Para ciertos sectores puede ser ideal que la democracia no sirva más que para elegir gobernantes. Esa lectura, condicionada por experiencias y fortunas intelectuales y materiales, reprocha a quienes son ajenos a esa historia social su incomprensión de los dilemas democráticos. Mitos y degradaciones de la ciudadanía, se ha llegado a decir dentro de esta mirada, causan el rechazo a la democracia liberal. Un tipo de izquierda, demasiado segura de estar del lado correcto de la historia, ha dejado de repensarse por fuera del consenso liberal, democrático y conservador que la relegó. La reacción populista a esta penumbra, lo dije ya, me parece igualmente desactualizada.
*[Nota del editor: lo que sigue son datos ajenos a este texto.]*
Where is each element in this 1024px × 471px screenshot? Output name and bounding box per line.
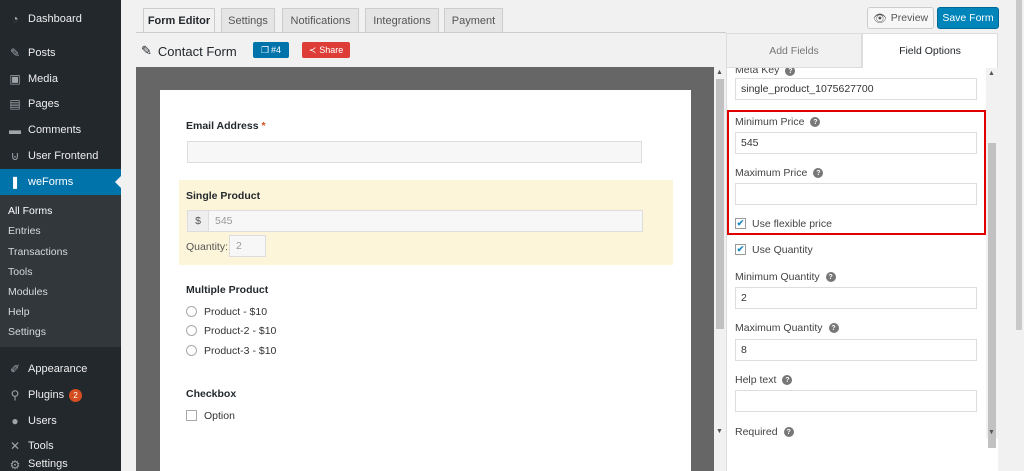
canvas-scrollbar[interactable]: ▲ ▼	[714, 67, 726, 437]
submenu-entries[interactable]: Entries	[8, 225, 41, 237]
sidebar-item-media[interactable]: ▣ Media	[0, 66, 121, 92]
email-input[interactable]	[187, 141, 642, 163]
product-radio-1[interactable]	[186, 306, 197, 317]
user-frontend-icon: ⊍	[10, 149, 20, 163]
tab-integrations[interactable]: Integrations	[365, 8, 439, 32]
sidebar-item-pages[interactable]: ▤ Pages	[0, 91, 121, 117]
submenu-tools[interactable]: Tools	[8, 266, 33, 278]
panel-scrollbar[interactable]: ▲ ▼	[986, 68, 998, 448]
preview-button[interactable]: 👁 Preview	[867, 7, 934, 29]
scroll-down-icon[interactable]: ▼	[988, 429, 995, 436]
submenu-help[interactable]: Help	[8, 306, 30, 318]
sidebar-item-weforms[interactable]: ❚ weForms	[0, 169, 121, 195]
plugins-update-badge: 2	[69, 388, 83, 402]
currency-addon: $	[187, 210, 209, 232]
users-icon: ●	[11, 414, 19, 428]
help-icon[interactable]: ?	[825, 272, 836, 282]
min-quantity-label: Minimum Quantity?	[735, 271, 836, 283]
sidebar-item-appearance[interactable]: ✐ Appearance	[0, 356, 121, 382]
admin-sidebar: ◔ Dashboard ✎ Posts ▣ Media ▤ Pages ▬ Comment…	[0, 0, 121, 471]
panel-scroll-thumb[interactable]	[988, 143, 996, 448]
help-text-input[interactable]	[735, 390, 977, 412]
tab-form-editor[interactable]: Form Editor	[143, 8, 215, 33]
pages-icon: ▤	[9, 97, 21, 111]
share-icon: ≺	[308, 44, 317, 55]
wrench-icon: ✕	[9, 439, 21, 453]
highlight-box	[727, 110, 986, 235]
canvas-scroll-thumb[interactable]	[716, 79, 724, 329]
page-scrollbar[interactable]	[1014, 0, 1024, 471]
max-quantity-label: Maximum Quantity?	[735, 322, 839, 334]
eye-icon: 👁	[872, 12, 887, 25]
product-option-2: Product-2 - $10	[204, 325, 277, 337]
help-icon[interactable]: ?	[785, 68, 796, 76]
checkbox-option-label: Option	[204, 410, 235, 422]
use-quantity-label: Use Quantity	[752, 244, 813, 256]
meta-key-input[interactable]: single_product_1075627700	[735, 78, 977, 100]
save-form-button[interactable]: Save Form	[937, 7, 999, 29]
plugin-icon: ⚲	[10, 388, 20, 402]
pencil-icon: ✎	[141, 43, 152, 58]
submenu-transactions[interactable]: Transactions	[8, 246, 68, 258]
multiple-product-label: Multiple Product	[186, 284, 269, 296]
submenu-all-forms[interactable]: All Forms	[8, 205, 52, 217]
checkbox-field-label: Checkbox	[186, 388, 237, 400]
page-scroll-thumb[interactable]	[1016, 0, 1022, 330]
weforms-icon: ❚	[9, 175, 21, 189]
product-option-3: Product-3 - $10	[204, 345, 277, 357]
price-input[interactable]: 545	[208, 210, 643, 232]
help-icon[interactable]: ?	[828, 323, 839, 333]
comment-icon: ▬	[9, 123, 21, 137]
sidebar-item-plugins[interactable]: ⚲ Plugins 2	[0, 382, 121, 408]
product-radio-2[interactable]	[186, 325, 197, 336]
sidebar-item-user-frontend[interactable]: ⊍ User Frontend	[0, 143, 121, 169]
weforms-submenu: All Forms Entries Transactions Tools Mod…	[0, 195, 121, 347]
sidebar-item-users[interactable]: ● Users	[0, 408, 121, 434]
option-checkbox[interactable]	[186, 410, 197, 421]
tab-field-options[interactable]: Field Options	[862, 33, 998, 68]
sidebar-item-tools[interactable]: ✕ Tools	[0, 433, 121, 459]
sidebar-item-posts[interactable]: ✎ Posts	[0, 40, 121, 66]
copy-icon: ❐	[260, 44, 270, 55]
use-quantity-checkbox[interactable]: ✔	[735, 244, 746, 255]
tab-notifications[interactable]: Notifications	[282, 8, 359, 32]
quantity-label: Quantity:	[186, 241, 229, 253]
min-quantity-input[interactable]: 2	[735, 287, 977, 309]
meta-key-label: Meta Key?	[735, 68, 796, 76]
share-button[interactable]: ≺ Share	[302, 42, 350, 58]
tab-divider	[136, 32, 726, 33]
sidebar-item-settings[interactable]: ⚙ Settings	[0, 458, 121, 471]
tab-settings[interactable]: Settings	[221, 8, 275, 32]
media-icon: ▣	[9, 72, 21, 86]
submenu-settings[interactable]: Settings	[8, 326, 46, 338]
product-option-1: Product - $10	[204, 306, 268, 318]
brush-icon: ✐	[9, 362, 21, 376]
tab-add-fields[interactable]: Add Fields	[726, 33, 862, 68]
required-label: Required?	[735, 426, 794, 438]
scroll-up-icon[interactable]: ▲	[988, 70, 995, 77]
sidebar-item-comments[interactable]: ▬ Comments	[0, 117, 121, 143]
help-icon[interactable]: ?	[782, 375, 793, 385]
settings-icon: ⚙	[9, 458, 21, 471]
quantity-input[interactable]: 2	[229, 235, 266, 257]
sidebar-item-dashboard[interactable]: ◔ Dashboard	[0, 6, 121, 32]
form-id-badge[interactable]: ❐ #4	[253, 42, 289, 58]
email-field-label[interactable]: Email Address *	[186, 120, 266, 132]
help-icon[interactable]: ?	[783, 427, 794, 437]
single-product-label: Single Product	[186, 190, 261, 202]
max-quantity-input[interactable]: 8	[735, 339, 977, 361]
submenu-modules[interactable]: Modules	[8, 286, 48, 298]
form-title[interactable]: ✎ Contact Form	[141, 43, 237, 59]
scroll-up-icon[interactable]: ▲	[716, 69, 723, 76]
pin-icon: ✎	[9, 46, 21, 60]
scroll-down-icon[interactable]: ▼	[716, 428, 723, 435]
help-text-label: Help text?	[735, 374, 793, 386]
product-radio-3[interactable]	[186, 345, 197, 356]
dashboard-icon: ◔	[11, 12, 19, 26]
tab-payment[interactable]: Payment	[444, 8, 503, 32]
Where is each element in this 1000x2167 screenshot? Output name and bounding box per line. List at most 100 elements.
Quiero pensar que una salida se halla en la reactivación de un liberalismo progresista, igualitario y democrático. Y es que el liberalismo, a decir de Russell Jacoby y Stephen Holmes, perdió sensibilidad social con la retirada del socialismo como una ideología que demandaba su mejor versión. El neoliberalismo, y ahora el populismo, no remplazaron ese espejo con el que el liberalismo se vigorizaba. Recuperar el liberalismo integral, plantea Holmes, serviría para deshacer falsos dogmas para los que este sería contrario al Estado de bienestar y la limitación de los mercados. Sólo bajo la hegemonía neoliberal pudimos aceptar un neoconservadurismo así. Precisamos, pues, de un liberalismo enérgico con el que la socialdemocracia pueda comprometerse en términos de exigencias sociales y frente al que los populismos entiendan que combatir a la izquierda y a la democracia liberal es absurdo. ¿Será esto posible?
Bibliografía
Holmes, S., Passions and Constraint. On the Theory of Liberal Democracy, Chicago, U.P., 1995.
Jacoby, R., The End of Utopy, Nueva York, Basic Books, 1999.
Przeworski, A., Las crisis de la democracia, Buenos Aires, Siglo XXI, 2022.